Bis es soweit ist, wird die Menschheit noch einiges erleben und zu lernen haben. Als 60jährige Humanoidin bin ich dankbar für eine schöne Zeit, in der ich in freier Dummheit aufwachsen und mich in eitler Unbewusstheit austoben durfte. Als Kind begleitete mich ein mir wohlgesonnener, lieber Gott, der irgendwann ausgedient hatte und sich hochbetagt im Universum aufgelöst hat. Durch seinen Tod ist aus mir eine Atheistin geworden, die versucht, hinter den Zaun des kosmischen Horizonts, wo der zeitlose Himmel liegen soll, zu blicken. Bis es so weit ist, und das kann der nächste Augenblick oder erst in fünfzig Jahren sein, schlendere ich meinem Sterben dank Epikurs einen Weg entlang, der friedlich und entspannt und gut für den Blutdruck ist: „Bene vixit, qui bene latuit (Wer sich gut verborgen hält, lebt gut)“.

So komme ich zur meiner Feststellung, dass ich eine digitale und mediale Allergie entwickelt habe. Und das finde ich gut so. Mein früheres Bedürfnis, für jedermann erreichbar zu sein, hat sich dank diabolischer Cyber- und Telefonkriminalität verwandelt in den Wunsch, unsichtbar zu werden und digital im Verborgenen zu leben. Früher telefonierte ich gerne, pflegte private und berufliche Kontakte. Jetzt bin ich telefonisch nicht mehr erreichbar. Ich vermeide direktes Angerufenwerden mit einer Voicemail, die beim Klingeln sofort anspringt. Wer wirklich etwas zu sagen hat oder mit mir sprechen möchte, kann seinen Wunsch auf meinem Anrufbeantworter zurücklassen. Mails und SMS und Apps, deren Absender ich nicht kenne, werden sofort gelöscht oder kommen in den Spam. Wodurch natürlich leider auch ernstgemeinte Nachrichten fallen können. Doch verlasse ich mich darauf, dass mich diese, falls seriös, auf anderem Wege oder per materieller Post, erreichen werden. Mental und spirituell greife ich jede Information an, ebenso, wie dies auch bei einer Allergie der Fall ist. Apps, die ich früher auf meinem Mobilgerät hatte, sind deaktiviert und gelöscht, auch solche, wie Spotify, Instagram, Facebook usw. Wie wir ja darüber informiert werden, können über diesen netten Anwendungen böse Spydateien liegen. Kundenkarten von Geschäften oder Kunden-Apps nehme ich grundsätzlich nicht an. Ich bin doch nicht blöd, meine Daten für ein kitschiges Geburtstagsgeschenk oder einen Armen-Rabatt irgendeinem Systemdämon freiwillig in den Rachen zu werfen. Persönliche Informationen werden mittlerweile als Goldstandard gehandelt.
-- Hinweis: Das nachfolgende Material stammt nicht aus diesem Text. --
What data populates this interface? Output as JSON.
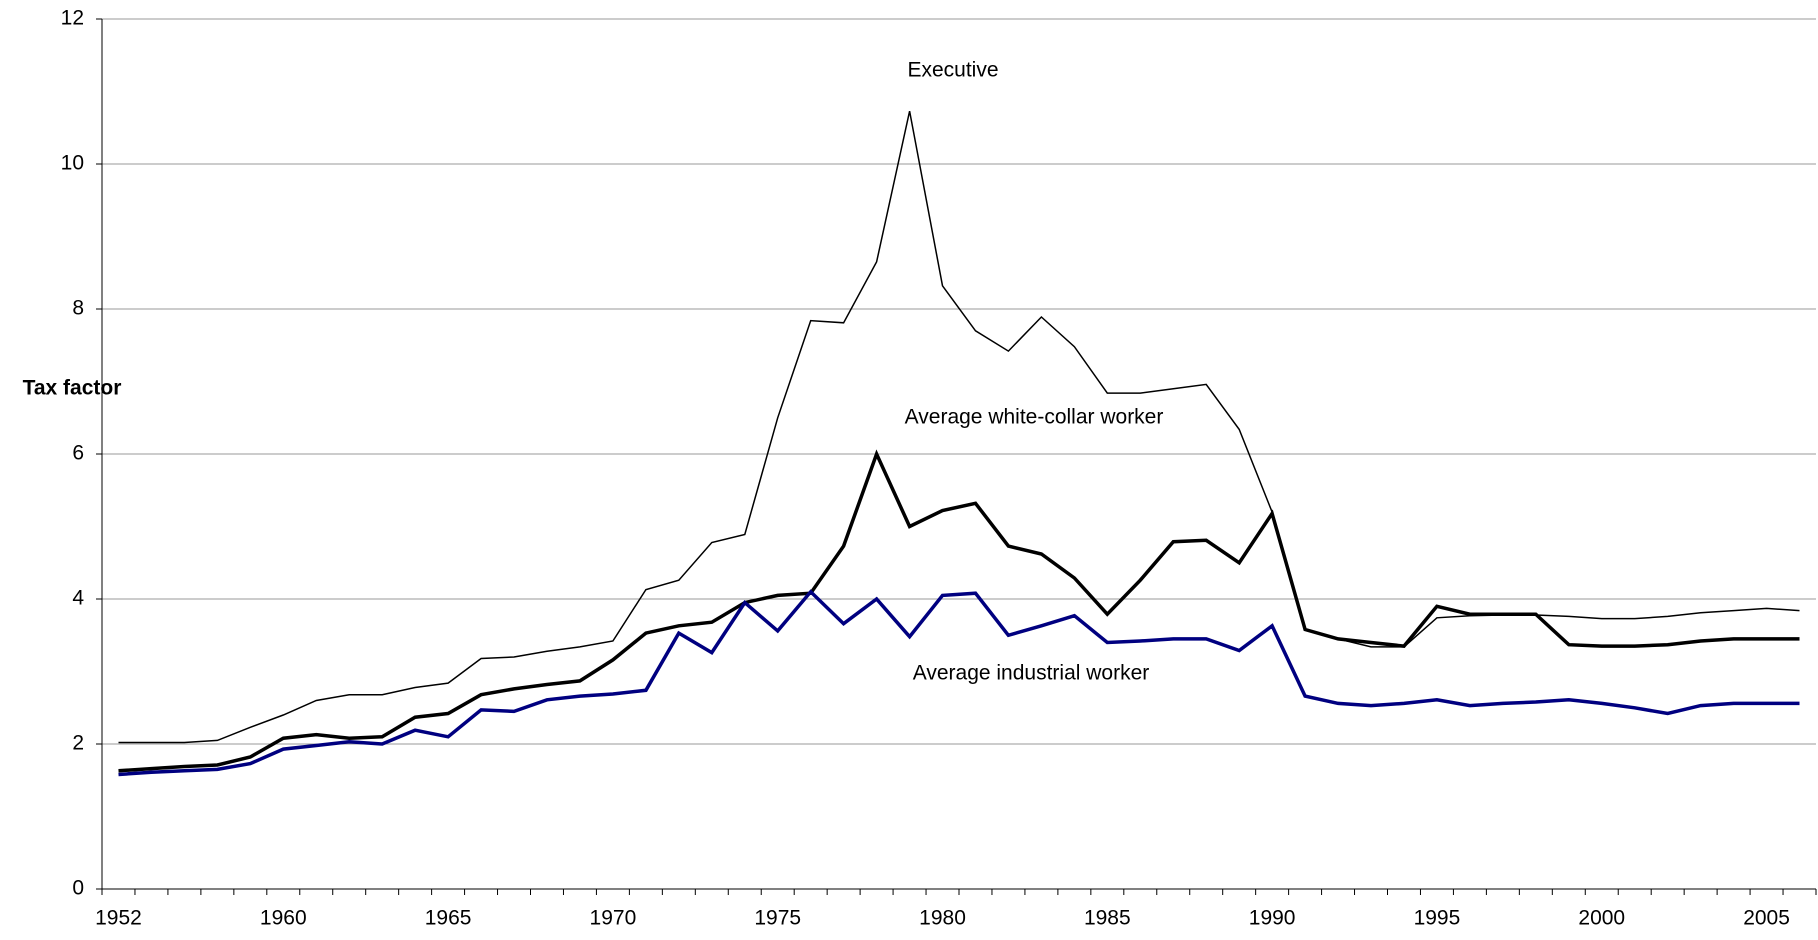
{
  "chart_data": {
    "type": "line",
    "y_label": "Tax factor",
    "annotations": [
      "Executive",
      "Average white-collar worker",
      "Average industrial worker"
    ],
    "categories": [
      "1952",
      null,
      null,
      null,
      null,
      "1960",
      null,
      null,
      null,
      null,
      "1965",
      null,
      null,
      null,
      null,
      "1970",
      null,
      null,
      null,
      null,
      "1975",
      null,
      null,
      null,
      null,
      "1980",
      null,
      null,
      null,
      null,
      "1985",
      null,
      null,
      null,
      null,
      "1990",
      null,
      null,
      null,
      null,
      "1995",
      null,
      null,
      null,
      null,
      "2000",
      null,
      null,
      null,
      null,
      "2005",
      null
    ],
    "series": [
      {
        "name": "Executive",
        "color": "#000000",
        "values": [
          2.02,
          2.02,
          2.02,
          2.05,
          2.23,
          2.4,
          2.6,
          2.68,
          2.68,
          2.78,
          2.84,
          3.18,
          3.2,
          3.28,
          3.34,
          3.42,
          4.13,
          4.26,
          4.78,
          4.89,
          6.5,
          7.84,
          7.81,
          8.65,
          10.73,
          8.32,
          7.7,
          7.42,
          7.89,
          7.48,
          6.84,
          6.84,
          6.9,
          6.96,
          6.34,
          5.2,
          3.58,
          3.45,
          3.34,
          3.34,
          3.74,
          3.77,
          3.78,
          3.78,
          3.76,
          3.73,
          3.73,
          3.76,
          3.81,
          3.84,
          3.87,
          3.84
        ]
      },
      {
        "name": "Average white-collar worker",
        "color": "#000000",
        "values": [
          1.63,
          1.66,
          1.69,
          1.71,
          1.82,
          2.08,
          2.13,
          2.08,
          2.1,
          2.37,
          2.42,
          2.68,
          2.76,
          2.82,
          2.87,
          3.16,
          3.53,
          3.63,
          3.68,
          3.95,
          4.05,
          4.08,
          4.73,
          6.0,
          5.0,
          5.22,
          5.32,
          4.73,
          4.62,
          4.29,
          3.79,
          4.26,
          4.79,
          4.81,
          4.5,
          5.18,
          3.58,
          3.45,
          3.4,
          3.35,
          3.9,
          3.79,
          3.79,
          3.79,
          3.37,
          3.35,
          3.35,
          3.37,
          3.42,
          3.45,
          3.45,
          3.45
        ]
      },
      {
        "name": "Average industrial worker",
        "color": "#000080",
        "values": [
          1.58,
          1.61,
          1.63,
          1.65,
          1.73,
          1.93,
          1.98,
          2.03,
          2.0,
          2.19,
          2.1,
          2.47,
          2.45,
          2.61,
          2.66,
          2.69,
          2.74,
          3.53,
          3.26,
          3.95,
          3.56,
          4.1,
          3.66,
          4.0,
          3.48,
          4.05,
          4.08,
          3.5,
          3.63,
          3.77,
          3.4,
          3.42,
          3.45,
          3.45,
          3.29,
          3.63,
          2.66,
          2.56,
          2.53,
          2.56,
          2.61,
          2.53,
          2.56,
          2.58,
          2.61,
          2.56,
          2.5,
          2.42,
          2.53,
          2.56,
          2.56,
          2.56
        ]
      }
    ],
    "ylim": [
      0,
      12
    ],
    "yticks": [
      0,
      2,
      4,
      6,
      8,
      10,
      12
    ],
    "grid": true
  }
}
Thema Gold und Geld: Ich bin zum Bargeld zurückgekehrt, zahle überall bar. Bedienungen und Kellner freuen sich riesig, wenn ich bar bezahle und bar Trinkgelder gebe. Einmal im Monat ziehe ich aus dem Automaten Bargeld für den Lebensunterhalt. So vermeide ich den Gebrauch meiner Bankkarte in Geschäften usw. Mittlerweile arbeite ich an drei verschiedenen Computern, auf die ich thematisch meine Dateien aufgeteilt habe, mit verschiedenen Zugangsdaten usw. Indem ich das so schreibe, wird mir bewusst, dass sich meine digitale Allergie auswachsen könnte in eine digitale Neurose oder Psychose. Dagegen, denke ich, wird wohl kein Kraut gewachsen sein. Deshalb meine Empfehlung an alle, denen es so geht wie mir: Bene vixit, qui bene latuit!